3. The Venue shall not have the right to broadcast or televise, photograph or otherwise
reproduce the performances hereunder, or any part thereof. The Venue shall not have the
right to assign this agreement, or any provision hereof. Nothing herein contained shall
ever be construed as to constitute the parties hereto as a partnership, or joint venture, or
that Artist shall be liable, in whole or in part, for any obligation that may be incurred by
the Venue in the Venue's carrying out any of the provisions hereof, or otherwise. The
person executing this agreement on Venue's behalf warrants his authority to do so.

4. The entertainment engagement to be furnished by Artist hereunder shall receive
billing in such order, form, size and prominence as directed by Artist in all advertising
and publicity issued by or under the control of the Venue. Notwithstanding the
foregoing, no inadvertent, non-repetitive failure to provide billing subject to the
foregoing shall be considered a material breach hereof, provided that, upon receipt of
notice of such failure, the Venue takes reasonable steps to prospectively cure such
erroneous billing.
5. The Venue agrees that the entertainment engagement will not be included in a
subscription or other type of series without the written consent of Artist. Free admissions,
if any, except to local press, shall be subject to Artist's prior written approval. In the event
that payment to Artist shall be based, in whole or in part, on the Venue’s receipts relating
to the performance hereunder: (a) the scale of ticket prices must be submitted to and
approved by Artist in writing before tickets are ordered or placed on sale; (b) the Venue
agrees to deliver to Artist a certified statement of the gross receipts of each such
performance within two hours following such performance; and (c) Artist shall have the
right to have a representative present in the box office at all times and such representative
shall have the right to examine and make extracts from box office records of the Venue
relating to gross receipts of this performance.

6. If, before the date of any scheduled performance, it is found that the Venue has not
fully performed its obligations under any other agreement with any party for another
engagement or that the financial credit of the Venue has been impaired, Artist may cancel
this agreement.
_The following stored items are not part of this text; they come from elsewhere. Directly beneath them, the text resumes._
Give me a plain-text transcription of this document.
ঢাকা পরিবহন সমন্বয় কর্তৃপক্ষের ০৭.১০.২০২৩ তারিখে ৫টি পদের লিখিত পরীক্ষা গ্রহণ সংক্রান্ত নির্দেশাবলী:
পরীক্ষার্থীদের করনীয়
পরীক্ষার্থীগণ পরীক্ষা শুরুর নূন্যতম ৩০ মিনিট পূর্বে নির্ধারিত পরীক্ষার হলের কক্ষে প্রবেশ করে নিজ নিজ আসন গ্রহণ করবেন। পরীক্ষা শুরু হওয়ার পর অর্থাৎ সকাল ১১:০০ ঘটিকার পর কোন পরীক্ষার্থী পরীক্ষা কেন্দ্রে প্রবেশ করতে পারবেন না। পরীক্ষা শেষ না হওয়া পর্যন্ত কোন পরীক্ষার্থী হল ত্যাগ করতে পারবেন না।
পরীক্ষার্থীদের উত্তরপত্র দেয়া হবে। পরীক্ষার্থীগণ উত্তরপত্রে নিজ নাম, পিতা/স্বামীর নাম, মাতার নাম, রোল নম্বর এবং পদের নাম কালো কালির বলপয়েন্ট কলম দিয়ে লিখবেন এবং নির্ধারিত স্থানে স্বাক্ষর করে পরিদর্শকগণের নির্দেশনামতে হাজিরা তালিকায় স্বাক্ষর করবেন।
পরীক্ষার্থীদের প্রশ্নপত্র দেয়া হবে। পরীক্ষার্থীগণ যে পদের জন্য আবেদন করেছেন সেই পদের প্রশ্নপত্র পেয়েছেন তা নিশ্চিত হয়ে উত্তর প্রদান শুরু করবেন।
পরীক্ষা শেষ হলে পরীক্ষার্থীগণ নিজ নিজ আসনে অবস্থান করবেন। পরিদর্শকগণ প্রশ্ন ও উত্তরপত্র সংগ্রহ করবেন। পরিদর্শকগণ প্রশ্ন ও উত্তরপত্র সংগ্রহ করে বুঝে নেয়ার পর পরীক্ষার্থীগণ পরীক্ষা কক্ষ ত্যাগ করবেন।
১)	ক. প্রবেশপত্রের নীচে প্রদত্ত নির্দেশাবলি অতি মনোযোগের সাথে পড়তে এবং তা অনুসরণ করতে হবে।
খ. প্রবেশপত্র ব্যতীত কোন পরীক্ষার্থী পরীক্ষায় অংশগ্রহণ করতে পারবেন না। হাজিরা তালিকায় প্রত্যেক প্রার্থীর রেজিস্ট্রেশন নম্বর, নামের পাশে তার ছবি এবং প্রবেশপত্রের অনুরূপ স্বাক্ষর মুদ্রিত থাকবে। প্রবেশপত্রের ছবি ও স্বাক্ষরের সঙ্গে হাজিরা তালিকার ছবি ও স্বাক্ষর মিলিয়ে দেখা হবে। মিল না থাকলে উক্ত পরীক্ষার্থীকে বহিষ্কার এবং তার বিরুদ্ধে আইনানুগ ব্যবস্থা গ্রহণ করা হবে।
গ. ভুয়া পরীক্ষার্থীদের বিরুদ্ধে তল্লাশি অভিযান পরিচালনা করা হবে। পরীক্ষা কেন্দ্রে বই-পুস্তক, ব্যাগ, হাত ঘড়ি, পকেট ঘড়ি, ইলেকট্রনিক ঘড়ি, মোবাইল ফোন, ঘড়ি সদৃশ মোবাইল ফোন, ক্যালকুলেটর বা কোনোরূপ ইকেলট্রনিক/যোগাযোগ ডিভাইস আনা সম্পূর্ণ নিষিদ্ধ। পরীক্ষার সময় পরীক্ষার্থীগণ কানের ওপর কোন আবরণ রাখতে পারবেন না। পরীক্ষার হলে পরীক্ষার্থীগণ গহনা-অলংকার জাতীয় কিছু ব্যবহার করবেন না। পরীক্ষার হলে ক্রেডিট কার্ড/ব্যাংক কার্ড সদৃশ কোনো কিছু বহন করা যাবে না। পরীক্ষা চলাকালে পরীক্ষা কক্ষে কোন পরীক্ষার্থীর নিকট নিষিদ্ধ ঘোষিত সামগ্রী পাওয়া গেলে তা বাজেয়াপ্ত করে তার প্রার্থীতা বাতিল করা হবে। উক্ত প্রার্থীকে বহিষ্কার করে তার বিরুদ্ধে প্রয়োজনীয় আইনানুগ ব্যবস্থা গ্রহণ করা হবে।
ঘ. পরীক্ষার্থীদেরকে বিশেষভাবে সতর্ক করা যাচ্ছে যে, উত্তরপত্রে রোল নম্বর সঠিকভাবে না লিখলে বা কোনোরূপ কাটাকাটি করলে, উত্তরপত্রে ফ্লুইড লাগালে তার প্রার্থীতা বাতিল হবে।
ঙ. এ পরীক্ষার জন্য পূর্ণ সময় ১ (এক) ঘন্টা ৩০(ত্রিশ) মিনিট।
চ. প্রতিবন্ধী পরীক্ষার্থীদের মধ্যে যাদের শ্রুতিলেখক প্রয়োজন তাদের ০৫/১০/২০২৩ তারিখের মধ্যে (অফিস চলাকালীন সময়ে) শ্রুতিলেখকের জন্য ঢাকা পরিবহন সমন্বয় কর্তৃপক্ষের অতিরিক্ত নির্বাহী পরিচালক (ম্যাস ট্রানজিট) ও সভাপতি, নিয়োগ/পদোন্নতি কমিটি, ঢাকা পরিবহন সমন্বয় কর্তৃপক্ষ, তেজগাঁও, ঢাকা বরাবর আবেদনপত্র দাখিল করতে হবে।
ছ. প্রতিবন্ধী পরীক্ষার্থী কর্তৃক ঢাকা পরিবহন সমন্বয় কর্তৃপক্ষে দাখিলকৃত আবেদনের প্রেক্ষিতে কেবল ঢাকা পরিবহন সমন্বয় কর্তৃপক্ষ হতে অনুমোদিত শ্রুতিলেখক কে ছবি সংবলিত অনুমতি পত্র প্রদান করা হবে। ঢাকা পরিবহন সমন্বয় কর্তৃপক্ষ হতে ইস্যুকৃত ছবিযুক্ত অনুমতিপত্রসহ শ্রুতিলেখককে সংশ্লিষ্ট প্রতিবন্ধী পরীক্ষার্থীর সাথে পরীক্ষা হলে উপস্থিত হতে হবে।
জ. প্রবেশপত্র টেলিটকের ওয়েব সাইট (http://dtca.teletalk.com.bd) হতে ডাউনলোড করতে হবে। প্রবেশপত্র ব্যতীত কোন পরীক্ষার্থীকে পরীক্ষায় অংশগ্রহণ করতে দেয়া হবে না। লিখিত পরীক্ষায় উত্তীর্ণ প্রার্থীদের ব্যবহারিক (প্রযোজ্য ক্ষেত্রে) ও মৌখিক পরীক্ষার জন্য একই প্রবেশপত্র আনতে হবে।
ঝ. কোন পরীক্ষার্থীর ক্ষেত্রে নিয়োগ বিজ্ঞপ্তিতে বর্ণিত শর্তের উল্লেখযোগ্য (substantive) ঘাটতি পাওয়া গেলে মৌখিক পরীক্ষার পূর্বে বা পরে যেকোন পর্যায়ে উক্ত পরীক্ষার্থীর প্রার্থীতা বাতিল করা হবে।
In the event that the Venue does not perform fully all of its obligations
herein, Artist shall have the option to perform or refuse to perform hereunder and in
either event Venue shall be liable to Artist for damages in addition to the compensation
provided herein.

7. This constitutes the sole, complete and binding agreement between the parties hereto.
___________ [Instruction: Insert Name of Booking Agent], acts only as agent for
Artist and assumes no liability hereunder.
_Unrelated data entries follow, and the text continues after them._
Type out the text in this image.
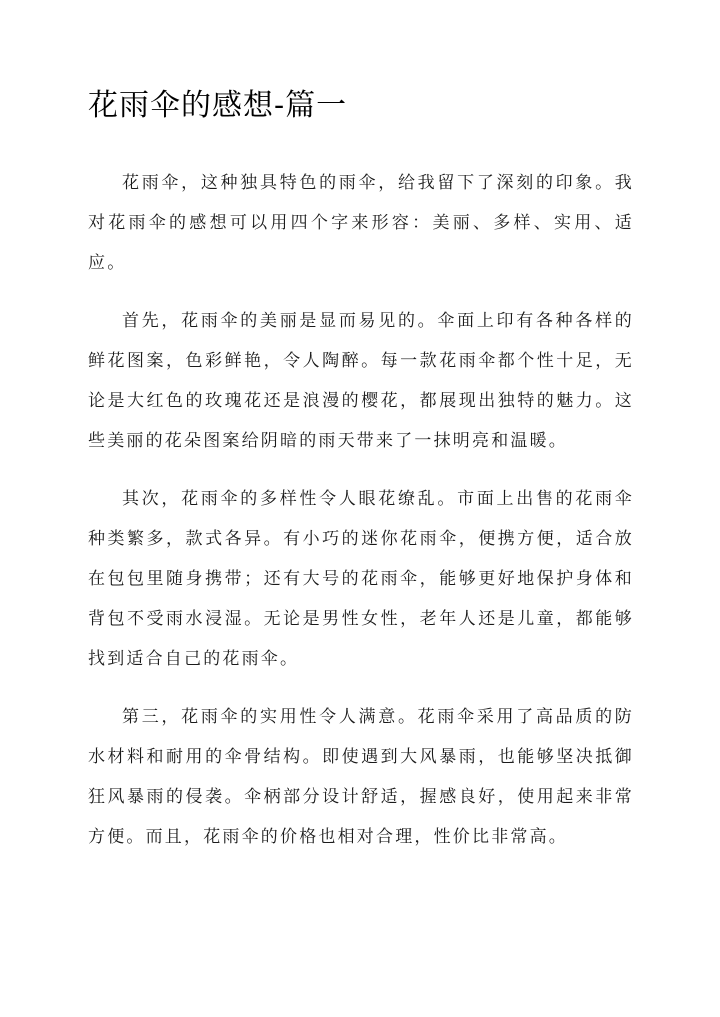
花雨伞的感想-篇一

花雨伞，这种独具特色的雨伞，给我留下了深刻的印象。我对花雨伞的感想可以用四个字来形容：美丽、多样、实用、适应。

首先，花雨伞的美丽是显而易见的。伞面上印有各种各样的鲜花图案，色彩鲜艳，令人陶醉。每一款花雨伞都个性十足，无论是大红色的玫瑰花还是浪漫的樱花，都展现出独特的魅力。这些美丽的花朵图案给阴暗的雨天带来了一抹明亮和温暖。

其次，花雨伞的多样性令人眼花缭乱。市面上出售的花雨伞种类繁多，款式各异。有小巧的迷你花雨伞，便携方便，适合放在包包里随身携带；还有大号的花雨伞，能够更好地保护身体和背包不受雨水浸湿。无论是男性女性，老年人还是儿童，都能够找到适合自己的花雨伞。

第三，花雨伞的实用性令人满意。花雨伞采用了高品质的防水材料和耐用的伞骨结构。即使遇到大风暴雨，也能够坚决抵御狂风暴雨的侵袭。伞柄部分设计舒适，握感良好，使用起来非常方便。而且，花雨伞的价格也相对合理，性价比非常高。
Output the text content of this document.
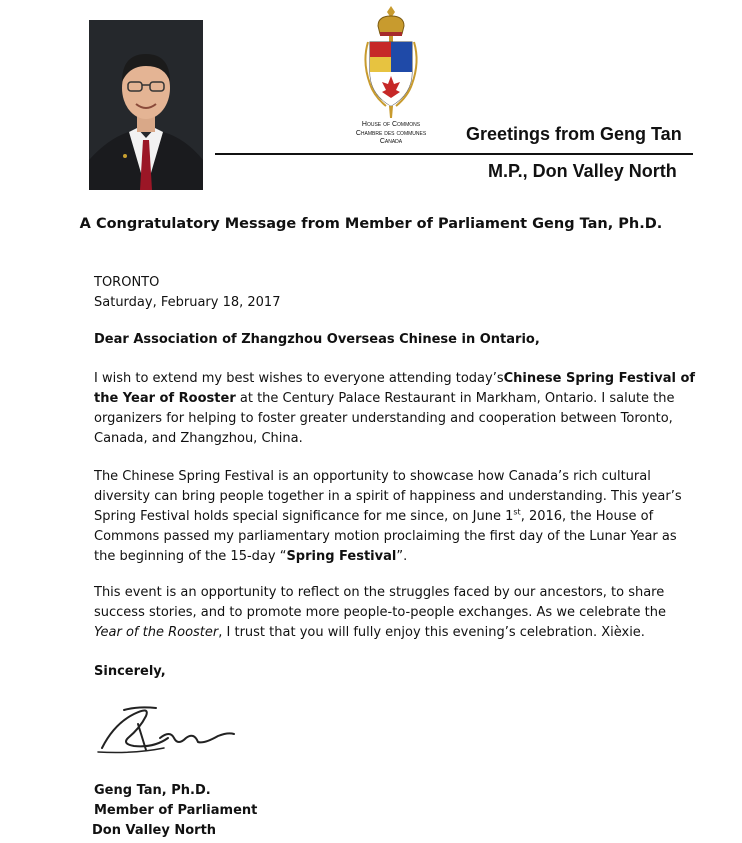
House of Commons
Chambre des communes
Canada	Greetings from Geng Tan
M.P., Don Valley North
A Congratulatory Message from Member of Parliament Geng Tan, Ph.D.
TORONTO
Saturday, February 18, 2017
Dear Association of Zhangzhou Overseas Chinese in Ontario,
I wish to extend my best wishes to everyone attending today’s Chinese Spring Festival of
the Year of Rooster at the Century Palace Restaurant in Markham, Ontario. I salute the
organizers for helping to foster greater understanding and cooperation between Toronto,
Canada, and Zhangzhou, China.
The Chinese Spring Festival is an opportunity to showcase how Canada’s rich cultural
diversity can bring people together in a spirit of happiness and understanding. This year’s
Spring Festival holds special significance for me since, on June 1st, 2016, the House of
Commons passed my parliamentary motion proclaiming the first day of the Lunar Year as
the beginning of the 15-day “Spring Festival”.
This event is an opportunity to reflect on the struggles faced by our ancestors, to share
success stories, and to promote more people-to-people exchanges. As we celebrate the
Year of the Rooster, I trust that you will fully enjoy this evening’s celebration. Xièxie.
Sincerely,
Geng Tan, Ph.D.
Member of Parliament
Don Valley North
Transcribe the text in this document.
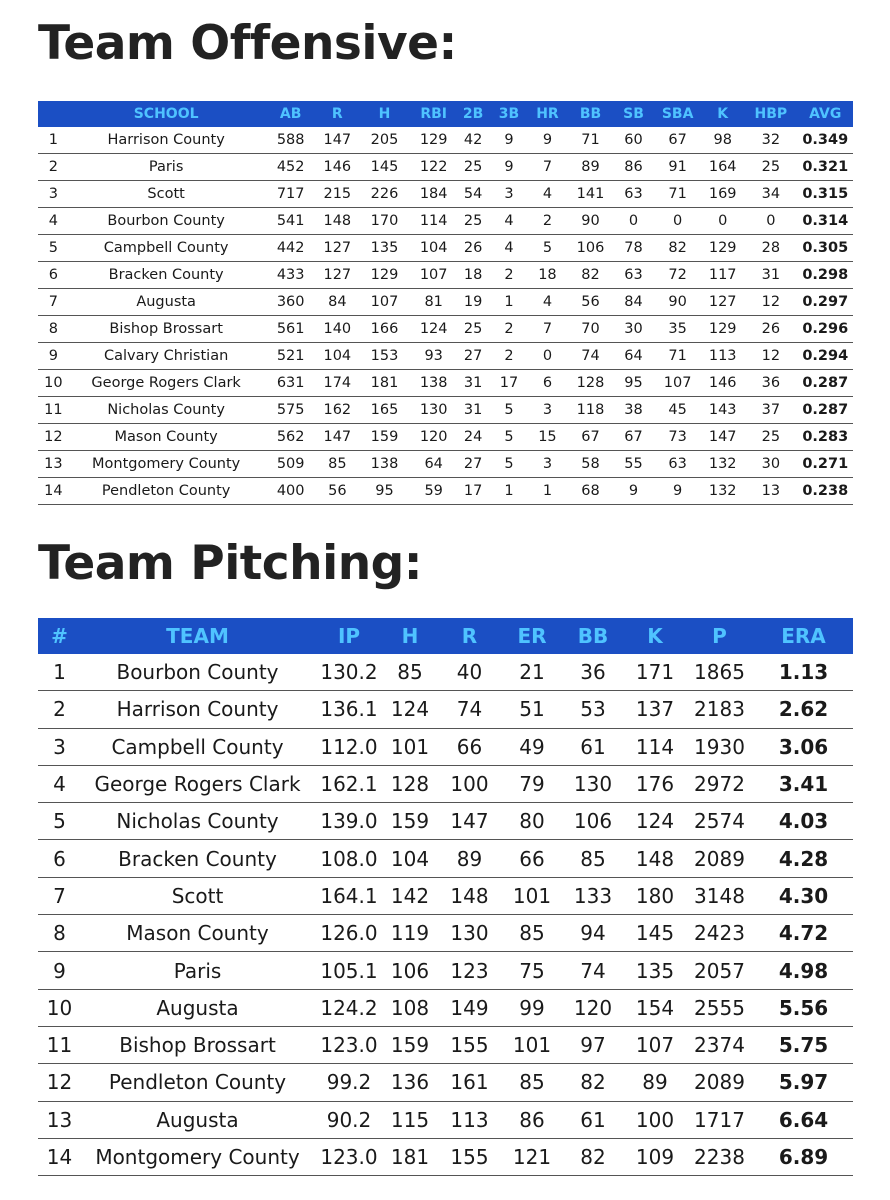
Team Offensive:
	SCHOOL	AB	R	H	RBI	2B	3B	HR	BB	SB	SBA	K	HBP	AVG
1	Harrison County	588	147	205	129	42	9	9	71	60	67	98	32	0.349
2	Paris	452	146	145	122	25	9	7	89	86	91	164	25	0.321
3	Scott	717	215	226	184	54	3	4	141	63	71	169	34	0.315
4	Bourbon County	541	148	170	114	25	4	2	90	0	0	0	0	0.314
5	Campbell County	442	127	135	104	26	4	5	106	78	82	129	28	0.305
6	Bracken County	433	127	129	107	18	2	18	82	63	72	117	31	0.298
7	Augusta	360	84	107	81	19	1	4	56	84	90	127	12	0.297
8	Bishop Brossart	561	140	166	124	25	2	7	70	30	35	129	26	0.296
9	Calvary Christian	521	104	153	93	27	2	0	74	64	71	113	12	0.294
10	George Rogers Clark	631	174	181	138	31	17	6	128	95	107	146	36	0.287
11	Nicholas County	575	162	165	130	31	5	3	118	38	45	143	37	0.287
12	Mason County	562	147	159	120	24	5	15	67	67	73	147	25	0.283
13	Montgomery County	509	85	138	64	27	5	3	58	55	63	132	30	0.271
14	Pendleton County	400	56	95	59	17	1	1	68	9	9	132	13	0.238
Team Pitching:
#	TEAM	IP	H	R	ER	BB	K	P	ERA
1	Bourbon County	130.2	85	40	21	36	171	1865	1.13
2	Harrison County	136.1	124	74	51	53	137	2183	2.62
3	Campbell County	112.0	101	66	49	61	114	1930	3.06
4	George Rogers Clark	162.1	128	100	79	130	176	2972	3.41
5	Nicholas County	139.0	159	147	80	106	124	2574	4.03
6	Bracken County	108.0	104	89	66	85	148	2089	4.28
7	Scott	164.1	142	148	101	133	180	3148	4.30
8	Mason County	126.0	119	130	85	94	145	2423	4.72
9	Paris	105.1	106	123	75	74	135	2057	4.98
10	Augusta	124.2	108	149	99	120	154	2555	5.56
11	Bishop Brossart	123.0	159	155	101	97	107	2374	5.75
12	Pendleton County	99.2	136	161	85	82	89	2089	5.97
13	Augusta	90.2	115	113	86	61	100	1717	6.64
14	Montgomery County	123.0	181	155	121	82	109	2238	6.89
8. Artist shall have the sole and exclusive right, but not the obligation, to sell souvenir
programs and other souvenir items including merchandise and phonograph records in
connection with, and at, the performance hereunder and the receipts thereof shall belong
exclusively to Artist.

9. This Agreement may not be changed, modified or altered except by an instrument in
writing signed by the parties. This Agreement shall be construed in accordance with the
laws of the State of ___________ [Instruction: Insert State]. Nothing in this Agreement
shall require the commission of any act contrary to law or to any rule or regulation of any
union, guild or similar body having jurisdiction over the performances hereunder or any
element thereof and wherever or whenever there is any conflict between any provision of
this Agreement and any such law, rule or regulation, such law, rule or regulation shall
prevail and this Agreement shall be curtailed, modified, or limited only to the extent
necessary to eliminate such conflict.

10. Any claim or dispute arising out of or relating to this Agreement or the breach thereof
shall be settled by arbitration in accordance with the rules and regulations then obtaining
of the American Arbitration Association governing three-member panels. The parties
hereto agree to be bound by the award of such arbitration and judgment upon the award
rendered by the arbitrators may be entered in any court having jurisdiction thereof.